Бекс шагнула ближе, и я передал ей яйцо.
– «Мария Целеста», – прошептала она.
Я протянул ей кусок паруса. Бекс взяла его двумя пальцами и выпятила нижнюю губу.
– Для одежды или простыни ткань слишком плотная, – сказала она, поднося его к свету. – И выглядит очень старой. И крепкой. Да, её вполне могли отрезать от паруса.
Глаза Бекс блеснули, и я ей улыбнулся. Она отложила кусок паруса и взяла палец от перчатки, а потом стала разглядывать выгравированные имена.
– Амундсен, – прочитала она.
– Наверное, это от его перчатки?
Бекс сглотнула.
Я передал ей платок. Она поднесла его к свету и перевела взгляд с вышитых букв «А. Э.» на лепесток яйца.
– Эрхарт, – тихо произнесла она, проведя пальцем по надписи. Руки у неё дрожали. – Это… – Она запнулась. – Это правда платок Амелии Эрхарт?
Я пожал плечами.
– Она… она просто невероятная. – Бекс прокашлялась. – Амелия Эрхарт – пилот американской авиации, первая женщина, перелетевшая Атлантический океан. Настоящая искательница приключений! Только в 1937 году она решила облететь вокруг света и исчезла над Тихим океаном.
Мы затихли.
– Что с ней случилось? – прошептал я.
Бекс поднесла платок к глазам, изучая каждый стежок.

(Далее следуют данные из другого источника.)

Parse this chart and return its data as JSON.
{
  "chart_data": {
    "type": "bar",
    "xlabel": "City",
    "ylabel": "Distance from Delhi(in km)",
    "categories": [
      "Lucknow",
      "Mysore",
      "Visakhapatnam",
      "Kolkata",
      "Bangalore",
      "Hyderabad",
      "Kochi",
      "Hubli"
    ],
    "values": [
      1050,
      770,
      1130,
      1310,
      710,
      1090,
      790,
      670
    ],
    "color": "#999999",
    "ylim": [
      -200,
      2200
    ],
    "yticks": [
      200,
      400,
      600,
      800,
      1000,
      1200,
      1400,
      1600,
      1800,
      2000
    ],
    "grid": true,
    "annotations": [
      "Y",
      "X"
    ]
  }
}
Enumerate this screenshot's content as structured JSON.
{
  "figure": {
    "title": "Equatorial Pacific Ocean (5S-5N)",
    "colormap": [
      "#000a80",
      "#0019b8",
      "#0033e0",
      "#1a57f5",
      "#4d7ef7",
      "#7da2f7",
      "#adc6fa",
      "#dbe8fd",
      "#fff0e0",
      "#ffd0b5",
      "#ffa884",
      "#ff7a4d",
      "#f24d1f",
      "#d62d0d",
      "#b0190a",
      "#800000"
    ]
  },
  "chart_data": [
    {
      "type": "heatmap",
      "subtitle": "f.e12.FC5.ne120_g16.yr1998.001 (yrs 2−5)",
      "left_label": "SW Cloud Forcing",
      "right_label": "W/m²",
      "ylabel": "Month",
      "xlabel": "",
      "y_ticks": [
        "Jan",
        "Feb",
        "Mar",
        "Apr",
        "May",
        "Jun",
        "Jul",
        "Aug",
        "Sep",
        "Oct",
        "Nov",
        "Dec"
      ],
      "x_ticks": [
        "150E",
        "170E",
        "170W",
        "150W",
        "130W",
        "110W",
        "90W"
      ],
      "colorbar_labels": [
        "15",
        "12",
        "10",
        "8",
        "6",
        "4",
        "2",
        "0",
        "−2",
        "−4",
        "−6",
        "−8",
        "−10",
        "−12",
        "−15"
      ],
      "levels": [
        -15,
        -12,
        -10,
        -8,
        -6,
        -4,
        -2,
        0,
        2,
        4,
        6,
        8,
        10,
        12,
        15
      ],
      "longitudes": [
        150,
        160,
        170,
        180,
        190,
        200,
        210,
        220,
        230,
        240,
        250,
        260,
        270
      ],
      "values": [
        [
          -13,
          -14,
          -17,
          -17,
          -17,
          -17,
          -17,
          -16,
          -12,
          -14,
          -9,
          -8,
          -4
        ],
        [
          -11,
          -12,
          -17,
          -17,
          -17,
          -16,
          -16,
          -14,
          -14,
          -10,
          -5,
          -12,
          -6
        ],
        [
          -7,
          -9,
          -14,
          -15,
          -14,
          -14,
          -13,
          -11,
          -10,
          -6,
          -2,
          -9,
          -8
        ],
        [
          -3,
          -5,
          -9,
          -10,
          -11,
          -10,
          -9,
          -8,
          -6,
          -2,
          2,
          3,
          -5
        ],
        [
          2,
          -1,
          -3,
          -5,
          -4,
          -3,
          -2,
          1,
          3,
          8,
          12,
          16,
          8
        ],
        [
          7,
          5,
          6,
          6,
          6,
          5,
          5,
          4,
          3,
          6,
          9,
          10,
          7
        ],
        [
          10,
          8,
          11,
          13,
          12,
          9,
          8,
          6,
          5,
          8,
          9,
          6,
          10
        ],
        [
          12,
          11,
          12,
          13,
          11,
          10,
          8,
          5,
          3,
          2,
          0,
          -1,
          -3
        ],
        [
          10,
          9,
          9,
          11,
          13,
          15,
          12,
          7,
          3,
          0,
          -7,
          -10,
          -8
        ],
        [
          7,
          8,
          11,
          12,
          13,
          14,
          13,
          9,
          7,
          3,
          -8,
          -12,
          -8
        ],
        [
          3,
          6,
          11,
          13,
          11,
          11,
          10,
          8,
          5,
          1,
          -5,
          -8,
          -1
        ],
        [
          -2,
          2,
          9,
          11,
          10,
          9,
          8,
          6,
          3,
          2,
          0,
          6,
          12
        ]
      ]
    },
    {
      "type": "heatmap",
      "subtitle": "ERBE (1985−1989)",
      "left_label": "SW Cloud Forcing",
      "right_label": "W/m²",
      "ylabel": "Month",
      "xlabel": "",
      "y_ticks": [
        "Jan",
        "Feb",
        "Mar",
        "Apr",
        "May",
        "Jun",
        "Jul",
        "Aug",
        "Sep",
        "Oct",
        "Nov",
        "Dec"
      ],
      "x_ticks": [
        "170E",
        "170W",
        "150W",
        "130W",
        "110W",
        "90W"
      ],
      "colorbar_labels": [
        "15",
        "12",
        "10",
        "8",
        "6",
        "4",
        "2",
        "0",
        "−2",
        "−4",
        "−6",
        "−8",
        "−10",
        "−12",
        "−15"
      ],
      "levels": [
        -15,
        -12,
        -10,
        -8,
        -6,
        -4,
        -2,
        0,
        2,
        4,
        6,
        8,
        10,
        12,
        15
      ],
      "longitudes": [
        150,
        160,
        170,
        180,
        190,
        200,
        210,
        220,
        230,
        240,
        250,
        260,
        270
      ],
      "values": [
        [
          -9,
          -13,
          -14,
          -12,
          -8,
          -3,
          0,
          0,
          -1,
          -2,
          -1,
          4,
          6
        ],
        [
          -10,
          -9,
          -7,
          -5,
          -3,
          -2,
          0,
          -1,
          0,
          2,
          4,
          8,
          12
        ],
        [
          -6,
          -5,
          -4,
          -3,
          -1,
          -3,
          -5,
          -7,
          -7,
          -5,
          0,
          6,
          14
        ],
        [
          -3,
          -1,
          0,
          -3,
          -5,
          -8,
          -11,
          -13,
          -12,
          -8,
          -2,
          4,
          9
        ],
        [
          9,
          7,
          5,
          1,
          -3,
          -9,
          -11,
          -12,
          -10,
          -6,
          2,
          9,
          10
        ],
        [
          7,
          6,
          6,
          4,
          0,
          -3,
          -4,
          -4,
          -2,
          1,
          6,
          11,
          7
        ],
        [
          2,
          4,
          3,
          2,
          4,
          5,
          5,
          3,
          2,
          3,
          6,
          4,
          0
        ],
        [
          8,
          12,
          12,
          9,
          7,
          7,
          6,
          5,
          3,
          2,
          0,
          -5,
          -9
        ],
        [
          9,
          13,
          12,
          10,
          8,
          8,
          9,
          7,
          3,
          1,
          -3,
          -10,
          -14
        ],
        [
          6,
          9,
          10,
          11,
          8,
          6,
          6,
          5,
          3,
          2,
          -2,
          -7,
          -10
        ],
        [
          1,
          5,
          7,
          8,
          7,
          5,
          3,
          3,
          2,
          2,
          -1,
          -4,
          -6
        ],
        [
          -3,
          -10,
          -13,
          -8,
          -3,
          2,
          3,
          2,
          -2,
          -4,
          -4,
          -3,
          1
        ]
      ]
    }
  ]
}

– Никто не знает. Считается, что она упала в море, но ни её, ни самолёт так и не нашли.
У меня по коже пробежали мурашки. Бекс погладила платок и аккуратно его сложила.
– Последнее имя – Луи Лепренс, – сказал я. – Кто он?
Бекс взяла серебряную пуговицу.
– Не знаю, но, наверное, это от его костюма. Похоже, она из настоящего серебра.
С кухни вышел Рэг, и Бекс вздрогнула.
– Максвелл, ужин готов, – сказал он, хлопая в ладоши. – Твоя подруга будет спагетти?
Бекс помотала головой. Рэг ушёл на кухню, и я услышал, как звенят вилки.
– Мне пора, – торопливо сказала Бекс и всунула мне в руку яйцо.
– Не хочешь ещё покопаться? Наверняка там куча интересного.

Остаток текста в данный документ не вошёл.